The Leading Source for Global News and Information Covering the Ecosystem of High Productivity Computing
October 06, 2006
Tailored allocation management on NCSA's Tungsten cluster proves an important part of many researchers' workflows.
Once the allocations have been made and the highest-quality projects have been given set amounts of time, there are two straightforward ways of scheduling users on a supercomputer. One is egalitarian. A queuing system applies a set of rules -- based on the amount of time a particular job is going to take, how many processors are going to be used, and the like -- and puts people in line to wait their turn. The other is totalitarian. The decks are cleared for a big user, and he or she runs on a massive number of processors, perhaps the whole machine, for a long time.
Neither approach is ideal, and neither addresses more nuanced or immediate needs.
Take the case of the MILC collaboration, which studies quantum chromodynamics. In 2004, they received an allocation of four million CPU hours on NCSA's Tungsten cluster. By any reckoning, even one that comprises researchers at nine institutions, that's a massive allocation of time.

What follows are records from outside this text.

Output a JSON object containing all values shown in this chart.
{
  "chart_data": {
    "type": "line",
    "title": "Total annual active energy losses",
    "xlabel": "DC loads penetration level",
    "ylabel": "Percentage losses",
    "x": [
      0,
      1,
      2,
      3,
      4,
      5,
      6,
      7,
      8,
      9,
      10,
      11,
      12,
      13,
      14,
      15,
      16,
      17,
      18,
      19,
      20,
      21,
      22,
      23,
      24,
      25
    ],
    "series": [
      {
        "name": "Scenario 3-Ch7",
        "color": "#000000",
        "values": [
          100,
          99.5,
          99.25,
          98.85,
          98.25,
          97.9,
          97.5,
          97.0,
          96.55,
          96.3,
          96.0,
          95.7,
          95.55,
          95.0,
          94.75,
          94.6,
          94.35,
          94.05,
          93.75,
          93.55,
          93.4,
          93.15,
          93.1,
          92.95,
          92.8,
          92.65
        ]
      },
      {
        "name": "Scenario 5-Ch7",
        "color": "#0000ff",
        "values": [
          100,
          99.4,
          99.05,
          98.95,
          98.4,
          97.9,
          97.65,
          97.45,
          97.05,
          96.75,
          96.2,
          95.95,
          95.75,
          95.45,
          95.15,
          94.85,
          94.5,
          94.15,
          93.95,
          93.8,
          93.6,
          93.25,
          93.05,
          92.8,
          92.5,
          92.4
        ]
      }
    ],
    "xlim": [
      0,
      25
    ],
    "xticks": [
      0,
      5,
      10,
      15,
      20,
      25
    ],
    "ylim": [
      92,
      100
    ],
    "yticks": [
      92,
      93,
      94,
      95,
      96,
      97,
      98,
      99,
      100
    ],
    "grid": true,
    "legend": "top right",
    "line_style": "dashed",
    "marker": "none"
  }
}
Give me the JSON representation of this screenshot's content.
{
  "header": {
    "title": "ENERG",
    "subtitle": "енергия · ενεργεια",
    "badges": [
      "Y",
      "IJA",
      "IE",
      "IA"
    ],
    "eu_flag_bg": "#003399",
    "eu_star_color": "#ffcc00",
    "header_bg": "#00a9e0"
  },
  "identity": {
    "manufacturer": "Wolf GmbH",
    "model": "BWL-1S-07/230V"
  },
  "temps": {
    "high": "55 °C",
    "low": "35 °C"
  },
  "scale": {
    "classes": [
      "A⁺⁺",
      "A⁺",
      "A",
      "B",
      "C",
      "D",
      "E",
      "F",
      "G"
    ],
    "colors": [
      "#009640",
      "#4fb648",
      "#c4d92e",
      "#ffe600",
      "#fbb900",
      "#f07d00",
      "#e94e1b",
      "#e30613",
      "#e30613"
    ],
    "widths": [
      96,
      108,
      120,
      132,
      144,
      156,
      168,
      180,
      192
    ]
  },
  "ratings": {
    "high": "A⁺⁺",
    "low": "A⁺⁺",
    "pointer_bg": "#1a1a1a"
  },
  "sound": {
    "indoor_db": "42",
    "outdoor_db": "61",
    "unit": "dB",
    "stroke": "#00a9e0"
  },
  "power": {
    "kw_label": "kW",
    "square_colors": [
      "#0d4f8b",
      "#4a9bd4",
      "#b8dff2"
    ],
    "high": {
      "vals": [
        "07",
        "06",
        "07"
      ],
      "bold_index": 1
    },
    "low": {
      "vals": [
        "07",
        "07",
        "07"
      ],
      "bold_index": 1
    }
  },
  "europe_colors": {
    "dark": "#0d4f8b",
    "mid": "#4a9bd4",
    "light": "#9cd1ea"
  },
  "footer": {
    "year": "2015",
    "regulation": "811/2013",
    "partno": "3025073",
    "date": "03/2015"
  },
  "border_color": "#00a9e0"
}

To use those resources sensibly and efficiently requires human decisions and policies that are well tuned to the various ways that researchers use the center's systems.
"Sitting down, going to talk to the users, and figuring out what they want. It's the only way to do this" when you have a broad variety of user needs, according to John Towns, who leads NCSA's Persistent Infrastructure Directorate. "'This doesn't work for me' is the last thing you want to hear."
A powerful machine is still important, and Tungsten is certainly that. It has a peak capability of more than 15 trillion calculations per second, making it the largest computer supported by the National Science Foundation and available for open scientific research.
A popular machine is also important, and Tungsten is that, too. In September 2005, about 162 million normalized units of computing time were allocated on Tungsten -- about 20 percent of the total parceled out by NSF across the nation. User requests for Tungsten were almost double that number, far exceeding the number available. This made Tungsten the most requested and the most allocated system in NSF's arsenal in September.
"If you allocate this large and popular a resource in the traditional ways, somebody always suffers. People with large runs wait a long time in the queues or don't get to run at all because the queuing system is set up to handle a large number of smaller jobs. Or the smaller jobs get brushed aside in order to dedicate the machine to large jobs. It's a tough balance to strike," Towns says.
"Tungsten is a resource that satisfies specific needs of the user community. It's a critical part of their research workflow," NCSA Director Thom Dunning says. "That means we have to tailor allocations to suit them. We planned for this sort of approach when we installed Tungsten, and the popularity and productivity among users really showed us that it was the right way to go."
Tailored allocation management means that specific pieces of the machine are dedicated to particular users for given periods of time. These periods are planned in advance so that users know when they're going to get access, how long they're going to have it, and how much computing oomph they're going to have available. These dedicated runs give users the capability they need to complete crucial computations that must be done in a specific timeframe, that require an unusually large number of processors, or that otherwise give the queuing system fits. The dedicated runs still leave room for a traditional capacity-oriented system, with smaller jobs passing through the queue and running unimpeded.
About 40 percent of Tungsten is currently dedicated to tailored allocations.
"Nobody else is doing this this way. But it's the best way to provide access that balances individual productivity and servicing a large number of users. We want to be responsive to individual requests while still ensuring success for a broad range of people and disciplines," Towns says. "When we strike that balance, our users do special things."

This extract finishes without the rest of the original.